The junctions between the ceiling and the wall panels need to be rounded, sealed and cleanable. Any pipes that feed into the washroom from service voids should be well sealed, with a sealant or a collar and all throughputs should be vertical.

Adequate lighting – ideally integrated into the ceilings to eliminate a soil harbourage area – must be in place to enable the hygiene staff to operate safely but also to ensure good visibility for the inspection of equipment. For inspection areas, recommended illumination levels should be between 550-1500 LUX (lm/m2). Shatterproof light bulbs and shatterproof watertight covers should be used to eliminate the risk from broken glass.

To control humidity levels and reduce the risk of condensation formation and subsequent microbial growth to control odours and to ensure there is suitable visibility for the staff carrying out the cleaning and inspection of equipment, suitable air handling systems need to be installed, separate from any installed in other manufacturing areas.

The extraction systems should be powerful enough to ensure that there is always clear visibility during cleaning and to maintain a negative pressure (extraction rate is higher than the supply rate) to retain cleaning residue aerosols within the main cleaning area. Air change rates within the main cleaning area should match the predicted moisture load in accordance with the room temperature (higher the temperature the higher the water holding capacity of the air). Humidity and temperature levels can be assessed within the washroom using a simple humidity/temperature meter.

Position and flow

During the design process, there should be consideration with regards to the flow of equipment through the facility.
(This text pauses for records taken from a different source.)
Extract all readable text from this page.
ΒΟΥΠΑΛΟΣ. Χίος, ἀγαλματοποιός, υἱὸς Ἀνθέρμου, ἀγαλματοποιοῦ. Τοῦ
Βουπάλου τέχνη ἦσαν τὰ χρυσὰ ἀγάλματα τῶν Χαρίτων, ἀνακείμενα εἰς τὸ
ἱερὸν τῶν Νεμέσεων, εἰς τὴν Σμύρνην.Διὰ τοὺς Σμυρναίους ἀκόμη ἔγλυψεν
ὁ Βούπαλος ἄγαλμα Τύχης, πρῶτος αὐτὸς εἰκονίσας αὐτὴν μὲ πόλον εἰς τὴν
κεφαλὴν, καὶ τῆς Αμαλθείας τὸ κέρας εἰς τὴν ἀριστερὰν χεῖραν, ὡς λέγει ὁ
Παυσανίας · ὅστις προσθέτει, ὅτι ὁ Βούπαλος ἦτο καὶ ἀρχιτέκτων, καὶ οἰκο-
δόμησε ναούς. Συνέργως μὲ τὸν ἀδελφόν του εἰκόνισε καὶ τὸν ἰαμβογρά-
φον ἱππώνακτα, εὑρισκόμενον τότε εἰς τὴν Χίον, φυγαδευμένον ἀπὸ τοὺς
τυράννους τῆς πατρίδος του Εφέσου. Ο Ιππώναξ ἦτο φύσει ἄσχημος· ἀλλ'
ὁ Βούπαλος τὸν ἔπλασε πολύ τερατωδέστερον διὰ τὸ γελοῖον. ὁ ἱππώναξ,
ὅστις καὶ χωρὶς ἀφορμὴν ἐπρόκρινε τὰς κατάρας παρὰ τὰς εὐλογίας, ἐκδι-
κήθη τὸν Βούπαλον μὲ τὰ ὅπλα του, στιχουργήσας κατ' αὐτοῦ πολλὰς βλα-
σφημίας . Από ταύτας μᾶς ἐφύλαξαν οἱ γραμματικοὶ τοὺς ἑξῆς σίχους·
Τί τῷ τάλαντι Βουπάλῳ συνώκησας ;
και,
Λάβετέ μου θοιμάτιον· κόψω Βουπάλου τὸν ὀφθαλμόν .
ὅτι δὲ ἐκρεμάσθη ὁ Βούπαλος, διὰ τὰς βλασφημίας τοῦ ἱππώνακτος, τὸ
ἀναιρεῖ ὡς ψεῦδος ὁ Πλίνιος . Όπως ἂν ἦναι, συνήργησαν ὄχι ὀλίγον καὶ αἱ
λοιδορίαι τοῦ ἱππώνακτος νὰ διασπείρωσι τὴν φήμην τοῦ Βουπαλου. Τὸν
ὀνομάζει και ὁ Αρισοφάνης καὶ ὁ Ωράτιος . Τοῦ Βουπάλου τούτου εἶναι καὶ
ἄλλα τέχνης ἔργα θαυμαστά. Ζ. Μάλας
To ensure equipment being decontaminated within the washroom is not cross-contaminated during the cleaning process, segregation between dirty equipment waiting to be cleaned, equipment that is being cleaned and finally equipment that has been fully decontaminated, is vital. Through effective design, the washroom can be laid out to facilitate this process – ensuring cleaned equipment never comes into contact with dirty equipment.

To ensure there is no crossover between dirty equipment and equipment that has been fully decontaminated, there should be separate entrances and these should be labelled accordingly.

There should also be partitioned areas within the washroom to reduce the risk of cross contamination during cleaning.

Finally, It is best practice to position the washroom as close to external factory walls as possible. This will reduce the length of extraction pipework, as exhaust vents will be on external walls, venting to atmosphere.

David Childs is Technical Services Manager at Kersia UK.